An example of this is automated pasta machinery, which starts with water and flour, makes and kneads the dough using mixing machinery, before the dough is flattened and pushed through a die to create the required shape and size before being dried out ready for QA testing and packaging.

Conveyor belts mean that the materials that make the finished product do not need to be moved to each step by hand, reducing the manual labour needed to make a product.

The first person to take steps towards using conveyor belts in this fashion was Oliver Evans, a Delaware inventor who created the high-pressure steam engine, as well as attempts at an amphibious car.

His biggest contribution, however, was the automated flour mill, a continuous process mill that used conveyor belts to move the grain to the five machines that would convert it into flour.

It used bucket conveyors, screw conveyors and conveyor belts to move the grain from one station to the next and reduced the number of people needed to run the mill from five to just one.

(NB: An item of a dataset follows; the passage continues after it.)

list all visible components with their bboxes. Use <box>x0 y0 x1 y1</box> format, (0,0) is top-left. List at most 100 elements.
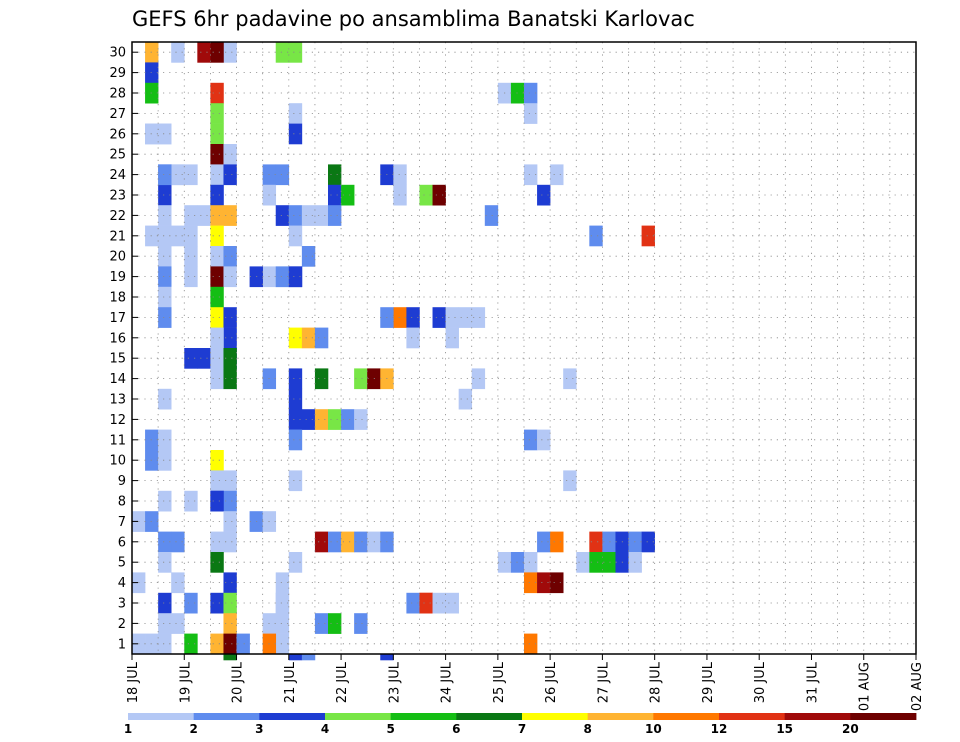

These original conveyor belts were relatively basic and consisted of a belt that travelled across a flat wooden surface, powered by simple gears and pulleys.

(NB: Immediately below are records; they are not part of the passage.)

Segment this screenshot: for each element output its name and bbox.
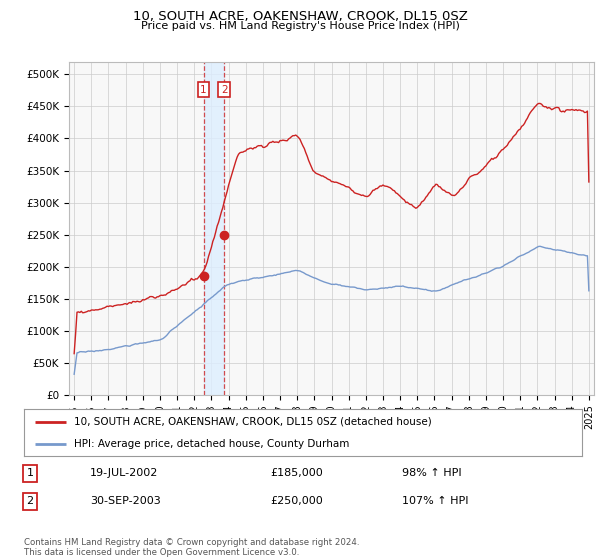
- Text: 1: 1: [200, 85, 207, 95]
- Text: 107% ↑ HPI: 107% ↑ HPI: [402, 496, 469, 506]
- Text: 10, SOUTH ACRE, OAKENSHAW, CROOK, DL15 0SZ: 10, SOUTH ACRE, OAKENSHAW, CROOK, DL15 0…: [133, 10, 467, 23]
- Text: 2: 2: [221, 85, 227, 95]
- Text: 19-JUL-2002: 19-JUL-2002: [90, 468, 158, 478]
- Text: Contains HM Land Registry data © Crown copyright and database right 2024.
This d: Contains HM Land Registry data © Crown c…: [24, 538, 359, 557]
- Text: 2: 2: [26, 496, 34, 506]
- Text: 10, SOUTH ACRE, OAKENSHAW, CROOK, DL15 0SZ (detached house): 10, SOUTH ACRE, OAKENSHAW, CROOK, DL15 0…: [74, 417, 432, 427]
- Text: 98% ↑ HPI: 98% ↑ HPI: [402, 468, 461, 478]
- Text: 1: 1: [26, 468, 34, 478]
- Text: £250,000: £250,000: [270, 496, 323, 506]
- Text: £185,000: £185,000: [270, 468, 323, 478]
- Bar: [203, 62, 224, 395]
- Text: Price paid vs. HM Land Registry's House Price Index (HPI): Price paid vs. HM Land Registry's House …: [140, 21, 460, 31]
- Text: 30-SEP-2003: 30-SEP-2003: [90, 496, 161, 506]
- Text: HPI: Average price, detached house, County Durham: HPI: Average price, detached house, Coun…: [74, 438, 350, 449]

This contribution is often neglected, but this is in part due to Mr Evans’ other contributions to what would become the industrial revolution.

In fact, a steam engine that he pioneered was part of the first-ever steam-powered conveyor belt system, which was used to produce ship’s biscuits for the Royal Navy.

The Dawn Of The Modern Assembly Line

When we tend to think of conveyor belts being used in industry, we often tend to think of the assembly line, a mass production system where parts are added to a product in sequence until it is completed, mechanically moving the product from one stage to the next.

Whilst most commonly associated with the car industry, the initial industry that took full advantage of the conveyor-belt line was in food production, with Henry Ford citing the meatpacking factories of Chicago as a particular influence on the Model T’s production line.

Interestingly, whilst Mr Ford is commonly credited with creating the modern assembly line, he was not the first car manufacturer to use an assembly line system.

Ransom Olds, the founder of the Oldsmobile car company, built the first-ever mass-produced car, in the form of the Model R, often known as the Curved Dash, with an assembly line formed in 1901, 12 years before the Model T finally adopted a moving assembly line.

However, with the runaway success of the Model T and Mr Ford taking credit for the concept, the idea that he invented it has since stuck.

However, the Ford Motor Company did make the most of the conveyor belt, reducing the construction time of the car from over half a day to just 93 minutes.